Thursday, September 18, 2008

"New." Translation: Young and Spoiled.

Much media coverage is being given to Chicago's New Republicans, TV news clips on their trendy-bar fundraisers; radio bits at swank house parties. Tonight's bit talked about the loft where the party was held, the fussball table pushed aside, the surfeit of wine.

These are people in their 20's who rattle off the mantra of small government, low taxes, free market. I would like to ask them the following questions:

Where did you go to college?
Who paid the bill?
Where did your credit-card and cell phone bills go while you were at college? Where do they go now?
How did you come up with the down payment on your tony West Loop loft condo?
Do you have a car? Who bought it? Who pays for the insurance?

It always amazes me how people who've had handouts their whole lives love to preach personal responsibility.

2 comments:

Anonymous said...

Of course you are assuming all of that.

JC said...

My point is that the kind of person being profiled is a young, college-educated person living a fairly comfortable lifestyle very soon after graduation. In the US, if you go to a private college (or even a public one), it still costs a certain amount of money. There are few people of college age who are able, through their own resources (and by their own I mean resources that were not inherited or given them by family), to pay their college tuition. People who go to college tend to pay for it in one or a combination of ways: a full scholarship, government loans, parental assistance, all of this possibly supplemental by work/study and jobs worked while at school.

Since most students can't completely pay their tuition and incidentals (books, fees, etc.) by working while in school, that means they had to have had some sort of help. Help in the form of their parents or student loans. In the case of a full scholarship, one could argue that their hard work got them into school, but the full scholarship still relies on the largesse of the school in granting it. So again, someone had to give them a break.

Graduates who enjoy the lifestyle generally portrayed in these pieces, if these lifestyles are funded by stellar jobs, got those stellar jobs by going to a "good" school, a school that top firms would recruit from. There's no way they could have paid the tuition at one of these schools themselves, so we're back to parental assistance and/or student loans.

The entire point being that there comes a time in everyone's life, often several times, where they need help in order to achieve a goal. If I had gone to a more expensive college than I did, I could not have paid the bills. If I had gone to a more expensive college, it could be argued that more doors would have been open to me, doors that would have allowed me to live a life in my 20s that at 45 I still can't afford.

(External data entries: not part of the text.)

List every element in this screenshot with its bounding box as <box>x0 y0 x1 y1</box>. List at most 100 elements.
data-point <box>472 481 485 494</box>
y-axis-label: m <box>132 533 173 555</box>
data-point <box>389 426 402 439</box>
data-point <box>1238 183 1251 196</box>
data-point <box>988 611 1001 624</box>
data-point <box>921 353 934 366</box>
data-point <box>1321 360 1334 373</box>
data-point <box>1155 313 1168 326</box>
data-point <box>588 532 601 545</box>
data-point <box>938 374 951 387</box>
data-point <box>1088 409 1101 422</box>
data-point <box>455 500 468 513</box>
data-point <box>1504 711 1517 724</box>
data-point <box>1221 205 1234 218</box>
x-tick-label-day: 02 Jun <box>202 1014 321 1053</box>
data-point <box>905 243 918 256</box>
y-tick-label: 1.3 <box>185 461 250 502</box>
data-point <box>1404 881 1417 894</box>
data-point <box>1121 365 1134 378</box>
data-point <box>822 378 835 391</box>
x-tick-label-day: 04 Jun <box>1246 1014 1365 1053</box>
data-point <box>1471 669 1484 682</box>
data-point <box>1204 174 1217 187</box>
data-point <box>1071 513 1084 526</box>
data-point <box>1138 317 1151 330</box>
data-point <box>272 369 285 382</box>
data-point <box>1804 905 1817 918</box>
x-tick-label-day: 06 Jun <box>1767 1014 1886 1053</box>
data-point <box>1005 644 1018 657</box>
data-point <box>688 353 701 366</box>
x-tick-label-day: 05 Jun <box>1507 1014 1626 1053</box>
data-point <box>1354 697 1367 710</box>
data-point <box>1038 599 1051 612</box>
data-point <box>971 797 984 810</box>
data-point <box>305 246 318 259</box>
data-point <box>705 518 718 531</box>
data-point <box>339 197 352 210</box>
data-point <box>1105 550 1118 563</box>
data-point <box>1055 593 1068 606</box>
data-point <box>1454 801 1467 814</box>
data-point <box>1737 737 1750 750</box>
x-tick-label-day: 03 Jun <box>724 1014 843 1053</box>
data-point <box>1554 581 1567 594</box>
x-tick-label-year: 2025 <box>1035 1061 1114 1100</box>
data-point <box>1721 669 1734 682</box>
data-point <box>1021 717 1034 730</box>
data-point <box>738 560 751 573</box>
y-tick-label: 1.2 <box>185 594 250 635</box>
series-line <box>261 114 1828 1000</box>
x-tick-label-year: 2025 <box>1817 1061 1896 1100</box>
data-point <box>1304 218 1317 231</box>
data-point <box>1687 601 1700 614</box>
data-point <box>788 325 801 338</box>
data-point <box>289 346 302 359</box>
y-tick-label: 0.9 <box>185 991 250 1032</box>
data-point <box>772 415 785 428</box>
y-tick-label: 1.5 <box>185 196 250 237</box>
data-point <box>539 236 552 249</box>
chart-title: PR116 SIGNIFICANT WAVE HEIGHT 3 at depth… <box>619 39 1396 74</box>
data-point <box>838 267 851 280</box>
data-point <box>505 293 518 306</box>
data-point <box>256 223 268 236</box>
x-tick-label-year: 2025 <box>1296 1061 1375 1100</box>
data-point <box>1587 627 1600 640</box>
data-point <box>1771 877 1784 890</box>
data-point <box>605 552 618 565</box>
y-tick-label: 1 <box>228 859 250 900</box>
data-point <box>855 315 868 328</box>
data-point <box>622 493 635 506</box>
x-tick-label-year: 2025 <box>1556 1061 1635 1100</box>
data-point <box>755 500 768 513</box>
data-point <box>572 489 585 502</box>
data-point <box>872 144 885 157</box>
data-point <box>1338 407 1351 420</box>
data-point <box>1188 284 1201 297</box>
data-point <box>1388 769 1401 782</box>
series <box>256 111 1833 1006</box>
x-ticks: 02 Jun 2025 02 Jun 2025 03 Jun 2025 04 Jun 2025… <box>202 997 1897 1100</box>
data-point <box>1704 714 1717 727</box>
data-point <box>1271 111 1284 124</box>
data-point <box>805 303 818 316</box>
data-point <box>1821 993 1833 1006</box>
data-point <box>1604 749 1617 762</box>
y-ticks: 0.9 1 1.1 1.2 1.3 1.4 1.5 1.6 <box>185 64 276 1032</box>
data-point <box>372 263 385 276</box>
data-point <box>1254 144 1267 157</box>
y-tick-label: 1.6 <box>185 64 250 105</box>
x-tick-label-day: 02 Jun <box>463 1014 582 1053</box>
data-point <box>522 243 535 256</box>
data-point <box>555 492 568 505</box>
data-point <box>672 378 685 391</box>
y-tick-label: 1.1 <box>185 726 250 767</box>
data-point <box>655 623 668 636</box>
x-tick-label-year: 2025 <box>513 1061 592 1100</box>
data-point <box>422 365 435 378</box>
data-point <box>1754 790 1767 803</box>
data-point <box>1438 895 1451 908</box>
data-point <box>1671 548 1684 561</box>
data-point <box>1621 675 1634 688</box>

I'm not bitter about this, let me be clear; I like my life just fine. My point is that whether the help comes from parents or the government, we all need it at least once in our life, and if your parents, rather than the government, were able to help you out, that doesn't make you more self-sufficient or "responsible" than someone who took out a bunch of government loans, or who got an income-based scholarship.

And if these people do have great jobs that came from going to schools they could not have possibly paid for themselves, that means that everything else - car, TV, clothes, derives from that assistance. And you, my SP, went to a tony enough college to know exactly what I'm talking about.